Don't Look Up


 Deux silhouettes assises, de dos, masculines, cheveux courts, costume que l'on devine de bonne coupe, tombé élégant du pantalon sur une chaussette en laine d'Ecosse et une chaussure Vuitton qui s'agite, pointe en haut, pointe en bas...  L'un des deux a une allure un poil plus excentrique, il porte une sorte de foulard que l'on devine bouffant, violet, sombre, tissé de fils d'argent qui captent merveilleusement la lumière le long du terminateur, un nez sévère, et le contour de son ombre se découpe en des cheveux bouclés, un peu plus longs, en bataille.

Deux voix, l'une assez grave, celle du présentateur du journal ou un truc du genre.  Non, pitié, pas Hanouna, ni le petit Q, ni surtout encore moins TF1 ou France Inter.  Non, genre Arte, allons-y carrément, soyons totalement fantasques!  Ou alors la Grande Librairie.  Ou alors un truc comme Science en Questions par Etienne Klein, mais à la télé.

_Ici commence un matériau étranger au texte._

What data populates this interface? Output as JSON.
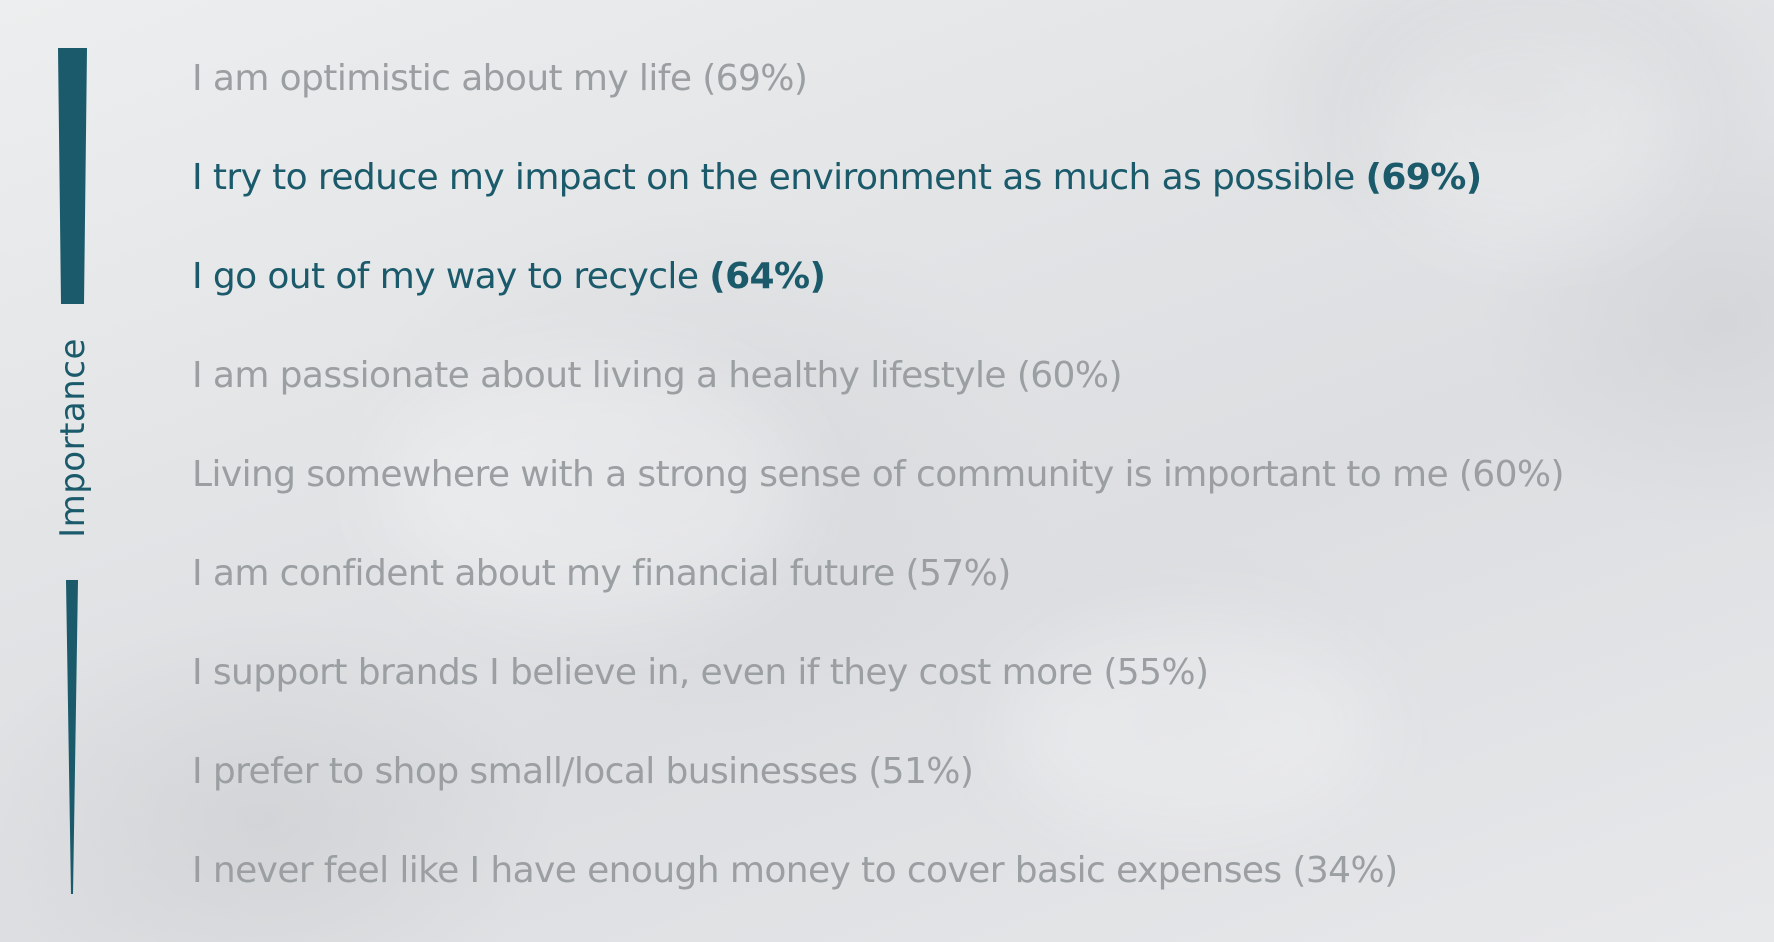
{
  "scale": {
    "label": "Importance",
    "color": "#1b5a6a"
  },
  "colors": {
    "highlight": "#1b5a6a",
    "muted": "#9b9fa2"
  },
  "statements": [
    {
      "text": "I am optimistic about my life",
      "percent": "(69%)",
      "highlighted": false
    },
    {
      "text": "I try to reduce my impact on the environment as much as possible",
      "percent": "(69%)",
      "highlighted": true
    },
    {
      "text": "I go out of my way to recycle",
      "percent": "(64%)",
      "highlighted": true
    },
    {
      "text": "I am passionate about living a healthy lifestyle",
      "percent": "(60%)",
      "highlighted": false
    },
    {
      "text": "Living somewhere with a strong sense of community is important to me",
      "percent": "(60%)",
      "highlighted": false
    },
    {
      "text": "I am confident about my financial future",
      "percent": "(57%)",
      "highlighted": false
    },
    {
      "text": "I support brands I believe in, even if they cost more",
      "percent": "(55%)",
      "highlighted": false
    },
    {
      "text": "I prefer to shop small/local businesses",
      "percent": "(51%)",
      "highlighted": false
    },
    {
      "text": "I never feel like I have enough money to cover basic expenses",
      "percent": "(34%)",
      "highlighted": false
    }
  ]
}
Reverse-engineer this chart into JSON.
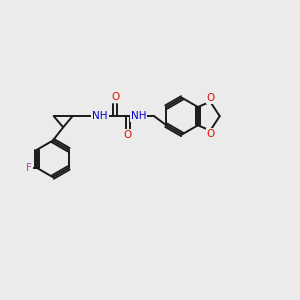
{
  "background_color": "#ebebeb",
  "bond_color": "#1a1a1a",
  "line_width": 1.4,
  "atom_colors": {
    "O": "#dd1100",
    "N": "#0000cc",
    "F": "#bb44bb",
    "C": "#1a1a1a"
  },
  "figsize": [
    3.0,
    3.0
  ],
  "dpi": 100
}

Bref, deux voix, l'une assez grave, l'autre un peu plus aigüe, mais rayée, débrayée, enrayée, déraillée par trop d'années de cigarettes et pis autres trucs...

Derrière ces silhouettes assises, de dos, sur des fauteuils tendance (le genre ébénisteries moulées, rembourrées et tétraxylopodes), plein de spots lumineux de divers éclats, comme des dizaines d'étoiles rassemblées, éblouissantes.

Le voilà mon cliché, le voilà.

"- Où en est Macaron?

- Euh, Macaron n'avance pas comme il le devrait, mon cher Etienne.  J'ai pourtant tout ce qu'il faut.  Des week-ends à moi, une équipe qui tourne enfin, une épouse chaque jour plus adorable, mais depuis les beaux jours de l'automne, je n'ai guère écrit qu'une poignées de pages...  Pourtant Macaron va bien, je veux dire, il avance imperceptiblement, je crois qu'aujourd'hui, il est plus proche de la fin que du début.  Mais, ce faisant, il évolue vers une tournure un poil plus politique que la dimension envisagée au départ.  

- Mais alors où est le problème?

- Le problème?  Peut-être de la peur, la peur d'être incompréhensible, donc incompris.  Et puis aussi, il y a un chapitre scientifique à écrire, une sorte d'hommage au Soleil.  Pour que ce chapitre fonctionne, j'ai besoin d'être en contact avec une personne qui rayonne.  Une personne que j'ai toujours assimilée au Soleil.  Le truc c'est qu'elle est aux abonnés absents...  Mais bref, fort heureusement, il n'y a pas que cela à écrire.  Il y a Anja aussi. Il y a leur rencontre, leur amour, passionné, puis lointain, puis réconcilié...  Il y a toutes les révolutions qu'il faudrait pour sauver l'Humanité de catastrophes pourtant annoncées.  Il y a les aventures musicales de la seconde moitié du livre; donc bref il y a de quoi écrire!

- Alors au boulot! 

- Sauf que le problème c'est que je rêvasse...  Dès que le ciel d'hiver se délivre des nuées, mon regard est sitôt attiré.  Capella, Deneb...

- Alors arrêtez de rêvasser à regarder les étoiles!  Regardez plutôt le Soleil!  C'est lui la solution!  Let the sunshine in, don't look up!"